Take the poem “Toward” as an example. It is a marvel of craft: a seemingly straightforward love poem centered around different modes of transportation that could be used to carry the speaker to his lover, it is organized by complex repetition. The phrase “towards you” is used ten times in thirty-three lines. Each time, the urgency of the poem’s movement is increased. The poem’s own movement towards its resolution becomes the reader’s obsession the way the lover is the speaker’s. Lux capitalizes on this sense of urgency beautifully by concentrating the anaphora near the end of the poem. The first half of the poem contains only three of the ten repetitions; the last half contains seven, often coming very close to each other, as in “Towards you more oxygen / each breath, towards you” (21-22) or, four lines from the end, “run two towards you, towards you” (30).

In the case of the soundplay, too, the sheer exuberance of language dovetails with the unabashedly joyful declaration of love. In the opening sequence, where Lux describes a series of straightforward vehicles, he first begins to run the words together to increase movement, and then slips into alliteration: “on wheels—car, bus, cycle, truck, scooter, (roller) / skates, trolley, tram, tumbrel. / Towards you” (2-4). Although the middle of the poem contains more fantastic soundplay (“by a big rubberband, jumbo / airbus, on Dumbo’s / neck, one-seater copter” [11-13]), it’s the dialing down at the poem’s conclusion that catches me as a reader. Although the speaker never actually reaches his lover, he not only indicates that he is “on a sure course,” but uses a final list to describe the ultimate rest he will imminently achieve in union, with “harbor, origin, heart.” The music here is a complete turnaround from the irrepressibly nimble sounds prior to the resolution, and it slows the movement almost to a halt, suggesting an arrival. The five words in the final line—“towards you: harbor, origin, heart”—are linked by the repetition of the satisfying “r” sound, and by the mirroring words “harbor” and “heart.” I am as sensitive to sentimentality in poetry as any MFA grad worth their salt—which is exactly why it’s so moving to see it risked, vulnerably, and earned.

Lux turned his generous eye outward in poems, too. A piece like “I Love You Sweatheart” (always a showstopper at readings) takes a piece of misspelled highway graffiti and uses it to embody the highest impulses of love:

A man risked his life to write the words.
Love is like this at the bone, we hope, love
is like this, Sweetheart, all sore and dumb
and dangerous, ignited, blessed – always,
regardless, no exceptions,
always in blazing matters like these: blessed. (16-21)
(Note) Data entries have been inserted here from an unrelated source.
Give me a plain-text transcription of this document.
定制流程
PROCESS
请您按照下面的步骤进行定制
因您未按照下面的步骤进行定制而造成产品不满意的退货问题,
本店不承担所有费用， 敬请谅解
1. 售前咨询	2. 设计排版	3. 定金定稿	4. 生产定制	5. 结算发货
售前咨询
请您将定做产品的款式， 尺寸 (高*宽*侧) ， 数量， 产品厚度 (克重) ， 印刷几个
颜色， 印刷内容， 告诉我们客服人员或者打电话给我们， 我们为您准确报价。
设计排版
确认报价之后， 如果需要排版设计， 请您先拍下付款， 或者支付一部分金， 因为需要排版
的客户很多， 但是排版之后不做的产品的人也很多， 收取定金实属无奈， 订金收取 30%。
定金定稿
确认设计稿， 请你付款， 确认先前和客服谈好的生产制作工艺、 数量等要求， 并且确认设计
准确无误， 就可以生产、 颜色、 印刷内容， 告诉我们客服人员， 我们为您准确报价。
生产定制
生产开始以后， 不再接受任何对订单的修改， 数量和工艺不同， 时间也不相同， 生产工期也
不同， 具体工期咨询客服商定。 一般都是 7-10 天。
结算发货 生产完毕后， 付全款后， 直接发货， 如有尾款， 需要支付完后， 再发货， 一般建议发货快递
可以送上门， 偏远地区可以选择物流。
And in “Triptych, Middle Panel Burning,” a poem about his childhood on a rural dairy farm, Lux opens with the image of his uncle grabbing his hand as a young boy and with the other hand touching an electric fence. The speaker, looking back, defends his uncle—even thanks him: “He / took the voltage first and besides / it only slaps and never burns” (5-7). A few lines later: “Thank you, Uncle. / You made sure I’d never murder—not / after they fried the guys who deserved it / in the movies” (17-20).

Lux was especially beloved to the Ploughshares community, as an alumnus of Emerson, then as faculty, and as a frequent guest editor. He was apparently as generous in these roles as his work would suggest. And 2017 seems a time when large-heartedness is needed more than ever. I don’t know if such a thing can be learned, but surely reading Lux’s poems would be one way to begin.